On October 31, 2017, Nexa Resources S.A. (formerly, VM Holding S.A.) (Nexa) and Votorantim S.A. (Votorantim) completed the initial public offering of 35,650,000 common shares (including full exercise of the over-allotment option on closing) of Nexa on the TSX and NYSE at a price of US$16.00 (C$20.69) per share for aggregate gross proceeds to Nexa and Votorantim of US$570M (C$728M). Nexa is a global zinc producer with over 60 years of experience developing and operating mining assets in Latin America. Nexa operates and owns five long-life underground mines, three located in the Central Andes of Peru and two located in the state of Minas Gerais in Brazil. The offering represents the third largest mining company initial public offering in TSX history and the largest mining IPO of a Latin American focused company on the TSX.
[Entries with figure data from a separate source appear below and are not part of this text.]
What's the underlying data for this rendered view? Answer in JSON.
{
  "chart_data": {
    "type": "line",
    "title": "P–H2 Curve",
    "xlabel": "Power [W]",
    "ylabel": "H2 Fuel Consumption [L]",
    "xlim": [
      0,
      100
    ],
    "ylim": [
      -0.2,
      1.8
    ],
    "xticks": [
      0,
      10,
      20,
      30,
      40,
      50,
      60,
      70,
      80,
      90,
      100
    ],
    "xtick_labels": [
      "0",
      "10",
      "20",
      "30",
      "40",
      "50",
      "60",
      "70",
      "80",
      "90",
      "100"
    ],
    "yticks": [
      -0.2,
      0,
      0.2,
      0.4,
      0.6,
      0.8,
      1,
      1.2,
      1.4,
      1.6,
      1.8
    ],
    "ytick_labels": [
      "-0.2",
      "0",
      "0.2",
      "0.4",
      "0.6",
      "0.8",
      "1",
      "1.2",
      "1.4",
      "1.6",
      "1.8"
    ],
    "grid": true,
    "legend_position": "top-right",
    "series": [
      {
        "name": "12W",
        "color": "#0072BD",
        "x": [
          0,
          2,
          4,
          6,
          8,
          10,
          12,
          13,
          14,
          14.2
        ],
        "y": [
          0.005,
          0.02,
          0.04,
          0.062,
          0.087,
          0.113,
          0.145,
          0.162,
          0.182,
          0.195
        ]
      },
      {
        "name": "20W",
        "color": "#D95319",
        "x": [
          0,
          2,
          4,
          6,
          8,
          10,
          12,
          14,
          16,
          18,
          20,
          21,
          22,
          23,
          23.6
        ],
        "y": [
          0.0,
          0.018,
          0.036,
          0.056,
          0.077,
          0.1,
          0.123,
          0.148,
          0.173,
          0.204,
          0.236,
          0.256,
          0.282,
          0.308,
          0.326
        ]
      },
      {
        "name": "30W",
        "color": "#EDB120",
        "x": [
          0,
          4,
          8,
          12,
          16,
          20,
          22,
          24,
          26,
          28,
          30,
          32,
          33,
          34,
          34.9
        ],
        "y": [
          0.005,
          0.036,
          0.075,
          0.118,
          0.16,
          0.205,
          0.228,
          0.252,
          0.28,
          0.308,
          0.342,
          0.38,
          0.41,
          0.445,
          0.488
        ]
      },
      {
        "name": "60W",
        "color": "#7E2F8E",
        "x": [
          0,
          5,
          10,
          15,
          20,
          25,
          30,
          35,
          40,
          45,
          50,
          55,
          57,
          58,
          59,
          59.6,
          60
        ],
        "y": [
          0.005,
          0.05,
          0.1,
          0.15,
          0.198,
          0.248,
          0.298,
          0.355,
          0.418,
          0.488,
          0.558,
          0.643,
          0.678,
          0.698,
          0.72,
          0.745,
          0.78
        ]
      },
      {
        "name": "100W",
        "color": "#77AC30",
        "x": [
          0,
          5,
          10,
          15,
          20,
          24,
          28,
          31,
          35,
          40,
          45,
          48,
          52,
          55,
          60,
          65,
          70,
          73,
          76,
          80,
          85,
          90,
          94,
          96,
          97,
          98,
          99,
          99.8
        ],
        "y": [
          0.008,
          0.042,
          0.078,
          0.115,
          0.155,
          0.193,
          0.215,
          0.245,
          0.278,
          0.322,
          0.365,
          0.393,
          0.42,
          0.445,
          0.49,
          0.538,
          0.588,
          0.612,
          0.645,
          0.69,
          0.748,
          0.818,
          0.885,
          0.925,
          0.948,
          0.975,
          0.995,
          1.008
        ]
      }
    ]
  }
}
J.P. Morgan Securities LLC, BMO Nesbitt Burns Inc., Morgan Stanley & Co. LLC and Credit Suisse Securities (USA) LLC acted as global coordinators in the offering. Merrill Lynch, Pierce, Fenner & Smith Incorporated, Citigroup Global Markets Inc., Scotia Capital Inc., Banco Bradesco BBI S.A. and Credicorp Capital Sociedad Agente de Bolsa S.A. acted as joint bookrunners in the offering. ABN AMRO Securities (USA) LLC, Banco do Brasil Securities LLC, Macquarie Capital Markets Canada Ltd., MUFG Securities Americas Inc., National Bank of Canada Financial Inc. and RBC Capital Markets, LLC acted as co-managers in the offering.
Nexa and Votorantim S.A. were represented in Canada by Jay Kellerman, Ivan Grbešic, Ramandeep Grewal, Steven Bennett, Julia Dmitrijeva and Christian Vieira (securities), Dean Kraus, Lindsay Gwyer and Eryn Fanjoy (tax) of Stikeman Elliott LLP; and in the US by Cleary Gottlieb Steen & Hamilton LLP. The Cleary team included Nicolas Grabar, Francesca Odell, Juan Giráldez, Alejandro Canelas Fernandez, Amber Payne and Karina Cardozo de Oliveira (securities), Erika Nijenhuis and Julian Cardona (tax), Elizabeth Chang (NYSE and FINRA) and Mary Alcock (employee benefits). All lawyers are based in New York except for Juan Giráldez, who is based in São Paulo.
The underwriters were represented in Canada by Frederico Marques, Andrew Parker, Gary Litwack, Michael Nicholas, Ryan Hornby, Claire Gowdy, John Murray (securities), Patrick McCay and Justin Shoemaker (tax) of McCarthy Tétrault LLP; and in the US by Skadden, Arps, Slate, Meagher & Flom LLP. The Skadden team included Mathias von Bernuth and Filipe Areno (corporate finance) and Jonathan Lewis (corporate) in São Paulo; Paul Schnell (M&A) in New York; and Riccardo Leofanti (corporate finance) in Toronto.